Halfway through my burger, CoRo appeared on stage and launched into Auctioneer, followed by How To Lose. The next two songs, Trouble and Innocent When You Dream were new to me (I haven't listened to the Union Maid since late last year), but I'm told the latter is a cover of a Tom Waits song (shame on me for not knowing that!). In this set, Adam played the sax and the glockenspiel in addition to the harmonica; Jordan the banjo, the trumpet, and the flügelhorn, and Eric...just played the guitar like he always does. Since we saw them last in October, the boys have also added two more choreographies to their set: while Adam does a box step in Trumpet, Eric indulges in a hand dance in Trouble.

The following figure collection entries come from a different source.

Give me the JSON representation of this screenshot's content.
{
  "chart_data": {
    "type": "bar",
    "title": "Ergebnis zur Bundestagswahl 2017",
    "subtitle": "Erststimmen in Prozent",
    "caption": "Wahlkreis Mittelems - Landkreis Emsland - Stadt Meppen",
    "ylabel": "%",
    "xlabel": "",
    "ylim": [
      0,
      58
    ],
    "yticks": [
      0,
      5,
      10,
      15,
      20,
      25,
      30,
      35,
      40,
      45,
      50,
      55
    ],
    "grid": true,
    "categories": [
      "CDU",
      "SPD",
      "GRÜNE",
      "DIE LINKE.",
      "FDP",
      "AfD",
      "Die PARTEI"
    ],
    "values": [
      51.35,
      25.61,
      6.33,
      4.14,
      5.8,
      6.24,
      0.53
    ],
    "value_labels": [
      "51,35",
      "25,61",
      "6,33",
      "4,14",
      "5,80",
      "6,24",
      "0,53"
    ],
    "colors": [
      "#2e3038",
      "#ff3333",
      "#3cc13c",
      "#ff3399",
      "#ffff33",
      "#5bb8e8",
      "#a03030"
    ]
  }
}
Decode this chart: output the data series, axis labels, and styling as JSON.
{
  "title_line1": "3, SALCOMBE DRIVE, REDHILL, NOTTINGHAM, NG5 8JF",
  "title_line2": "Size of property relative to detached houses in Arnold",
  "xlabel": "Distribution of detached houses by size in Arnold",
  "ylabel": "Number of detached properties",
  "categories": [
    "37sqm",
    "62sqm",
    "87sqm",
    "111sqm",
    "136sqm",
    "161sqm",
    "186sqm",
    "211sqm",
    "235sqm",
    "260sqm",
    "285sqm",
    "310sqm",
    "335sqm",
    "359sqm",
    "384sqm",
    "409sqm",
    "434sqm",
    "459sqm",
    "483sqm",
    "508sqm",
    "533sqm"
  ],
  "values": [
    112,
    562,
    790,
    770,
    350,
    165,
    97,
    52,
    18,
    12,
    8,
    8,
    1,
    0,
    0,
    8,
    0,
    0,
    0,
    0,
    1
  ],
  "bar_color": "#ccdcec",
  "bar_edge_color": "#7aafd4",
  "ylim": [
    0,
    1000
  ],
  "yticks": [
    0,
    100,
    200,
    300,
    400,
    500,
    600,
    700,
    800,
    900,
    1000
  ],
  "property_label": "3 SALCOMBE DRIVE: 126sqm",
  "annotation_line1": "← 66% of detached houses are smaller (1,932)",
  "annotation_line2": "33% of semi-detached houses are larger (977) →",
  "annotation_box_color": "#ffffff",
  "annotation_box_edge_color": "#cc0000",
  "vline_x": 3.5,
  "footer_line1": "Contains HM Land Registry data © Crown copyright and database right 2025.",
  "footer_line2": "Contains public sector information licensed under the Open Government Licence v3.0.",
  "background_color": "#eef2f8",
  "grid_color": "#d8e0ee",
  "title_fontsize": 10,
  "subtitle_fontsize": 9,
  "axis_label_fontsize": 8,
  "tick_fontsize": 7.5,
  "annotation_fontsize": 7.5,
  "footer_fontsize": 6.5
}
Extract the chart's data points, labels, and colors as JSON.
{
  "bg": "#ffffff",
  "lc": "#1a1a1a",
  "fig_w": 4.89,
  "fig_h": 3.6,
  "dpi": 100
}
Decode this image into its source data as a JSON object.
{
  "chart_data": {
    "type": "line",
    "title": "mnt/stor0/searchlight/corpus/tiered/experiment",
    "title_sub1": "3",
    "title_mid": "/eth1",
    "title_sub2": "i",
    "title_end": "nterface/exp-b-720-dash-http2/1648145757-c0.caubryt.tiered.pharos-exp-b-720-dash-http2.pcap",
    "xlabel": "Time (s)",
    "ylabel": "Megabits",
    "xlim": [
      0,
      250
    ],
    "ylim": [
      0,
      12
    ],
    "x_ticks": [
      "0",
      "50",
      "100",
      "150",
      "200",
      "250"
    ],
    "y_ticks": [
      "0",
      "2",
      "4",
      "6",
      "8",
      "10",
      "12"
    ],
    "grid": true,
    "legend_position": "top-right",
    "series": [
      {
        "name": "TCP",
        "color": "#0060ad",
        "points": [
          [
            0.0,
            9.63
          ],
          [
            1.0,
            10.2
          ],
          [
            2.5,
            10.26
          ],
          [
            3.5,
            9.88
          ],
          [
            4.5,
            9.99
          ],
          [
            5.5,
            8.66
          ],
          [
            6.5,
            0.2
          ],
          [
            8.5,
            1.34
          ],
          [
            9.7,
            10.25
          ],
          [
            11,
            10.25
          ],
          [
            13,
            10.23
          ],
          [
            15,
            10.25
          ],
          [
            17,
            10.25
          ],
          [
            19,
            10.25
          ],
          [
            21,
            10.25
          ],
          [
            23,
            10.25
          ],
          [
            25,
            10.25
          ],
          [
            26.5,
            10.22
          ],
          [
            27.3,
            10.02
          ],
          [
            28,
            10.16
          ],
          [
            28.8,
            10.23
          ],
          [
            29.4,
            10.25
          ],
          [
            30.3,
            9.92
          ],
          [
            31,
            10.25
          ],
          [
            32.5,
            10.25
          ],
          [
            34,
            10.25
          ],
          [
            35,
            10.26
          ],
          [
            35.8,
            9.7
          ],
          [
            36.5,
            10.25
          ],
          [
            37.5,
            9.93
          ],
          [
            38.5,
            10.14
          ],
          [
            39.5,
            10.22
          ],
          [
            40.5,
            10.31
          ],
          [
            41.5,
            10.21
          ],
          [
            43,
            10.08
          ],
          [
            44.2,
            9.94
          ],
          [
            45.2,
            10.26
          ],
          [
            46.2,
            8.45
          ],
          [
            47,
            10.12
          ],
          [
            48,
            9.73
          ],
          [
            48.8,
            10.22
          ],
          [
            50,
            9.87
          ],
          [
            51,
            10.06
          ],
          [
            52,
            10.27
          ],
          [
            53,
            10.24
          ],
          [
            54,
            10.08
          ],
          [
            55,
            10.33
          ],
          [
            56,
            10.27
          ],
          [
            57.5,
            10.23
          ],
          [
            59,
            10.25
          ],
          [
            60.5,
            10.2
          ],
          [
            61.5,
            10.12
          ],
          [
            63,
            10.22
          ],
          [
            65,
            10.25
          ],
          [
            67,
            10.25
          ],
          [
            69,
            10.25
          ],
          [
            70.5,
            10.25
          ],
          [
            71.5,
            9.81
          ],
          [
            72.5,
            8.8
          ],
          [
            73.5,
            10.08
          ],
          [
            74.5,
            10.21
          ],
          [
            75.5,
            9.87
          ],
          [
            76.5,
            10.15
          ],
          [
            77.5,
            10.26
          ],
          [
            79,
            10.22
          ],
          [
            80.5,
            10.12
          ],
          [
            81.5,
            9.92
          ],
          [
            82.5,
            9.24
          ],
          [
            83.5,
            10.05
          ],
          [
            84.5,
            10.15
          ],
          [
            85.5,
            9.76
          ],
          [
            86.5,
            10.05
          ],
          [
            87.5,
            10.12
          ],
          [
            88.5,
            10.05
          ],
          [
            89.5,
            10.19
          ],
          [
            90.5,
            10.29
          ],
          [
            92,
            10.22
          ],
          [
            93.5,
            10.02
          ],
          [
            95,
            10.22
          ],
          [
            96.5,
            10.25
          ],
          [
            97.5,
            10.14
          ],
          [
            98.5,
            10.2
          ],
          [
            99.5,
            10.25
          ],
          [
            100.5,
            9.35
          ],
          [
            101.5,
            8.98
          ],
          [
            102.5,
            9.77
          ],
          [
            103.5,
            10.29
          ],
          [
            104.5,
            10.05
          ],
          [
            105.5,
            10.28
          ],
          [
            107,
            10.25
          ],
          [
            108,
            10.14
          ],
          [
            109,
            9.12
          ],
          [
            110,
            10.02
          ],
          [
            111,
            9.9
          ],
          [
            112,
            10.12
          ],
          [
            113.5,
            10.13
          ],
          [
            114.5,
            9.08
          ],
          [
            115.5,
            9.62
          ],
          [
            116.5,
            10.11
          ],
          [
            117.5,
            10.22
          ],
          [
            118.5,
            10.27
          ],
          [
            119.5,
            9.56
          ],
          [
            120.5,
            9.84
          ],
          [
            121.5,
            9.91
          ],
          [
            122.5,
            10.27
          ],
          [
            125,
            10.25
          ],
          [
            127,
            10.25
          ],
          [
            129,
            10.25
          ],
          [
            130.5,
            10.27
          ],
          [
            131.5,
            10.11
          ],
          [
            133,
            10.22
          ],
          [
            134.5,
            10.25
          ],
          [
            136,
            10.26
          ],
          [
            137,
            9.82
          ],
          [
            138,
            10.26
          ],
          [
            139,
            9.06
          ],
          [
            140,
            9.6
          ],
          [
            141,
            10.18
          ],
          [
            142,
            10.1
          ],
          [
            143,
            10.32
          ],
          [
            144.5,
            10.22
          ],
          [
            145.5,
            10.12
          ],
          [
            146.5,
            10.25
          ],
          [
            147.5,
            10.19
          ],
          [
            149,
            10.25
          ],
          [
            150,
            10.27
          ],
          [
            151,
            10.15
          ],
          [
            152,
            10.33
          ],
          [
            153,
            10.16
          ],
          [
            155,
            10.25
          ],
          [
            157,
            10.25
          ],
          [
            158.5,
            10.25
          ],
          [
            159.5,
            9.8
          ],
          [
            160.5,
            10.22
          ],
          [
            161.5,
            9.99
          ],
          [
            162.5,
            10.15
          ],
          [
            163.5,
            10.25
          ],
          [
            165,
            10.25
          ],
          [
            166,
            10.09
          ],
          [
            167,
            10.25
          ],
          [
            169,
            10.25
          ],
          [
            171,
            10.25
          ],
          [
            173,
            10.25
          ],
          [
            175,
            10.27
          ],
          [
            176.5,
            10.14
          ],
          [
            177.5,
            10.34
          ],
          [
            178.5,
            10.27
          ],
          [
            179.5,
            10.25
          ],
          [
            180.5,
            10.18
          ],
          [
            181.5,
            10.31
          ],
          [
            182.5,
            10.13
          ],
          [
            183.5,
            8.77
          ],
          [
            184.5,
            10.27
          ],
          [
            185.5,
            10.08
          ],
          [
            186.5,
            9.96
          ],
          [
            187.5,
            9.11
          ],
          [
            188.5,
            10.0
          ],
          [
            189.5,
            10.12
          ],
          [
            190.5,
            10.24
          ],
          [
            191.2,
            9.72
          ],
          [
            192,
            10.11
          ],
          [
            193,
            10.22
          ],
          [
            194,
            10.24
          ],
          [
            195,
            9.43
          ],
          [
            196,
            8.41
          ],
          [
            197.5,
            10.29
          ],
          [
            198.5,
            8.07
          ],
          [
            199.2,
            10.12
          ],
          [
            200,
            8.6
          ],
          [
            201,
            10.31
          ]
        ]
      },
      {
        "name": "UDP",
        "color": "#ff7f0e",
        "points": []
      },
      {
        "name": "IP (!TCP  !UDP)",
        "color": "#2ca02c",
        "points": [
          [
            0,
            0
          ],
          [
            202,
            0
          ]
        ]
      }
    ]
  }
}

One thing I noticed about Eric, was how wide his shoulders had gotten -- as if he's been eating too many GM foods. And before you accuse me of blasphemy: I think Adam agrees with me. In one of the bits of banter between the songs, he mentioned that having been on the road together for so long, they can now recognise who's taking a shower by the sound the water makes as it cascades over them. "Eric has bigger shoulders. I'm kinda hairy and it soaks up the water. Jordan showers with his clothes on."
Of course, I tried to take some pictures, but those pesky boys just won't stand still. However, rosamundeb, who is a far better photographer than I can ever hope to become, has put up some amazingly clear photos on her LJ here, which I hope she will forgive me for directing you to.
Anyways, Try Too Hard has been revived, and another new (to me, at least) song I heard was called Waiting For You. For the off-mic encore, they went with old favourite God Will, for which the next artist on the bill came out to sing with them.
I had only ever heard one David Berkeley song before, A Moon Song, from his debut album The Confluence. I like it a lot, yet it had never inspired me to want to find out more about this singer-songwriter. And after CoRo, I didn't think I could be impressed by anyone else. I was wrong. David seems to be the kind of instinctive poet almost, who paints a picture in words and creates an atmosphere in sound...if you know what I mean. And if not, I won't try to explain it further. But do listen to him, if you get the chance. He's worth hearing.
Jordan was on double duty, by the way, playing the banjo for David, who was also assisted by talented bass player Tyler Gibbons. There aren't many can lay down a good bass line to a folk song, but he can do so without seemingly having to try.
We returned to the B&B on a high, and didn't get much sleep, partly because we stayed up too late, and partly because there was some sort of altercation taking place in the street some time in the wee small hours. But who needs sleep when there is another gig to get to? Cambridge, here we come!